The (first) (second) third (fourth) (fifth) draft slump is real, y’all.
I tend to be a pretty slow drafter, but that’s because I like my first drafts to be as full as possible, not just snippets of scenes or bits of dialogue. A lot of my writer friends word vomit whatever’s on their mind and then work backwards for draft two, filling in as need be. It works for them, and it might work for you.
It doesn’t for me. I’ve tried. My first-draft game-plan is always overwrite. I work best when I have too much rather than too little. And I think that’s because I like to lose myself in the first draft, see where the character/place/plot wants to take me as opposed to where I want to take them.
My WIP has been a weird experience. Like writing takes up a weird part of my brain, and not just some, but all. If I’m not writing, I’m thinking about writing, and if I am writing, well, I’m actually (hopefully) getting stuff done. And I’ve found that the more drafts I have, the stranger the experience.
Unfortunately, Draft 3 requires a lot of heavy-lifting. I have restructuring to do, have to move a character from the past into the present and change how my MFC sees that character. (This is probably the part I’m looking forward to the least because even though I accomplished what I’d set out to do with that character, it isn’t working with the rest of the draft.) And moving them into the present will raise the stakes and make everything more heartbreaking when it all falls apart.
It’s not just the moving that’s hard. I basically write every draft from scratch, and each time, I have to grieve with my MFC all over again. That is probably the strangest part. In real life, I’m overly emotional. I’m almost always crying over music and books, living in the past, getting angry over everything and nothing at all. As a writer, I tend to put it all on the page. I want readers to feel, to grieve and laugh and think while they read. I want it to be a visceral experience. I want them to close the book and basically be a mess of emotions.

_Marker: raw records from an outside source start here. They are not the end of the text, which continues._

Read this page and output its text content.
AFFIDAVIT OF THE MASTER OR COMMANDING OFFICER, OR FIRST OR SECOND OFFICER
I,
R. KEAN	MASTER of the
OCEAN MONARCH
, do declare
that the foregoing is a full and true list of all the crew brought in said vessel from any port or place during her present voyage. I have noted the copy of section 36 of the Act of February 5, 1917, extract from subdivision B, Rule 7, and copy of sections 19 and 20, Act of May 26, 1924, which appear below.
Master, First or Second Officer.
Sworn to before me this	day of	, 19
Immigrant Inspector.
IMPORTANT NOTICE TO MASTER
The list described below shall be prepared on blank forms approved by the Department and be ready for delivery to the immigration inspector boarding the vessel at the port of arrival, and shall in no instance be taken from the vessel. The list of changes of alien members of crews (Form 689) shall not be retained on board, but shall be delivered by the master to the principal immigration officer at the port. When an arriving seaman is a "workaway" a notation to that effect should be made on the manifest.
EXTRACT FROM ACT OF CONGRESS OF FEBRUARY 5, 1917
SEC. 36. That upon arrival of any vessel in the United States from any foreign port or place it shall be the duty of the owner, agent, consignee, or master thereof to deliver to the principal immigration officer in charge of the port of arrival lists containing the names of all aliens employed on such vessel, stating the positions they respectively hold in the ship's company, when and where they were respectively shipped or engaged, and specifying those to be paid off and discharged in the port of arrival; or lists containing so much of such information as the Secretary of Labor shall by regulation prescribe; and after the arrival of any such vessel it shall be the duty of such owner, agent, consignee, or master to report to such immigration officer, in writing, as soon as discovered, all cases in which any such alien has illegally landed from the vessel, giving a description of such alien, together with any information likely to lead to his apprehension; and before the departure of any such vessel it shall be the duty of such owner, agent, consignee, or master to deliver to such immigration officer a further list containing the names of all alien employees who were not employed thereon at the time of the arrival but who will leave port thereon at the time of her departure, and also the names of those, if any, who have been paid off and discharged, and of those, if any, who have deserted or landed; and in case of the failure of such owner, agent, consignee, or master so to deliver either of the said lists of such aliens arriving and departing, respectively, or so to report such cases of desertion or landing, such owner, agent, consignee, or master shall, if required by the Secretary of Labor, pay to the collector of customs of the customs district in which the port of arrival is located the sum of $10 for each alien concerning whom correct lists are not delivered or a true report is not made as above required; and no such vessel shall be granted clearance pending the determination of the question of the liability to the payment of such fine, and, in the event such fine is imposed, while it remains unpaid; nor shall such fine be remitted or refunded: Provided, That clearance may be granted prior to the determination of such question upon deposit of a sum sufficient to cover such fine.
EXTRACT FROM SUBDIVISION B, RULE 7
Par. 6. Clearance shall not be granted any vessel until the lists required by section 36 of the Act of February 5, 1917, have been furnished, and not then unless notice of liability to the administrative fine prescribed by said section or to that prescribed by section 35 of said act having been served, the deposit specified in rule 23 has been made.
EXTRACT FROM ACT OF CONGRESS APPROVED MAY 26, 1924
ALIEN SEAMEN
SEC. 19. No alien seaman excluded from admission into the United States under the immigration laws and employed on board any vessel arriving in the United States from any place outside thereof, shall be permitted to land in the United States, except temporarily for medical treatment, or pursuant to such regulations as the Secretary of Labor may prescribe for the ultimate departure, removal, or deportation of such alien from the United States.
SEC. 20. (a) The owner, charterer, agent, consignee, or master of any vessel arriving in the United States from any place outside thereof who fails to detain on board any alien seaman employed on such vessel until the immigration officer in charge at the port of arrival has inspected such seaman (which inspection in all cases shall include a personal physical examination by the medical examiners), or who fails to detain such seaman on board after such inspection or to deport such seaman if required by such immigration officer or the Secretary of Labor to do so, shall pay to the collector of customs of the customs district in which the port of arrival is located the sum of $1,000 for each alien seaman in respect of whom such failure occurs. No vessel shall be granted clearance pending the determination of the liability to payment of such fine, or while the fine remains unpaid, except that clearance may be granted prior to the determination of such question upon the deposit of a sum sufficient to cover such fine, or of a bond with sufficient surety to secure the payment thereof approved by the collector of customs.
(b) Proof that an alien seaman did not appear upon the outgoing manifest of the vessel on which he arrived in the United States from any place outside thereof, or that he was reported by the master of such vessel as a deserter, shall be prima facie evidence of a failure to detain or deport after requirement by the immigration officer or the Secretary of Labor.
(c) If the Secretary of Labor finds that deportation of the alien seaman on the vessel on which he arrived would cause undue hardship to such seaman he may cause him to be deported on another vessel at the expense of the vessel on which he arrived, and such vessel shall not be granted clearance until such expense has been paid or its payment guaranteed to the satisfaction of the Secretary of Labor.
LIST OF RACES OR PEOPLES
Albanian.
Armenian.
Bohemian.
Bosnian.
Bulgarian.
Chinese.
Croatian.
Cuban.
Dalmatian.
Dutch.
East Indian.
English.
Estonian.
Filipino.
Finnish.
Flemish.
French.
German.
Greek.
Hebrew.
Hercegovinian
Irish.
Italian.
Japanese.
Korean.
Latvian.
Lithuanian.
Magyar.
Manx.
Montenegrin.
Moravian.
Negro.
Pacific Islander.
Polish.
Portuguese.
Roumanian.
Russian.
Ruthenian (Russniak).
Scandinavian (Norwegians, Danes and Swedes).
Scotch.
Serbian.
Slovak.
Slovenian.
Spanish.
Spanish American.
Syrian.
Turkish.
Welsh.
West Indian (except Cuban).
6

So, really, I guess this slump is mostly due to feeling overwhelmed by the amount of work that needs to be done in this draft, but also longing to write a new story so I can stop grieving someone who isn’t even real. But here I am, lacking commitment to the things I create, and it’s borderline devastating.
My mind is a mess. Heck, I started this blog with the intent of keeping track of my writing. But I haven’t posted in a month, and that, despite the newness, despite the excitement of this project, leaves me feeling guilty. Because all I do anymore is start things and not finish.
In the past, I’ve taken up a slew of things: writing nonfiction, knitting, cross-stitching, baking, eating healthy, going to the gym regularly, a dozen or so Stephen King novels the size of an encyclopedia, yoga, mindfulness, painting, TV shows, writing poetry, a face-wash routine, making my bed every morning, growing plants. I have opened more books and started writing more stories than I can count. I’m always trying to do something, but I hardly ever finish. As a writer, as a creator, I want to finish things. But why. Can’t. I. Finish. This. Draft?
If you’re out there lying (laying? I’ll honestly never know the right one) on the floor, feeling some of these frustrations, I’d love to know how you fight these slumps, how you keep up writing and creating when finishing something feels out of the realm of possibility.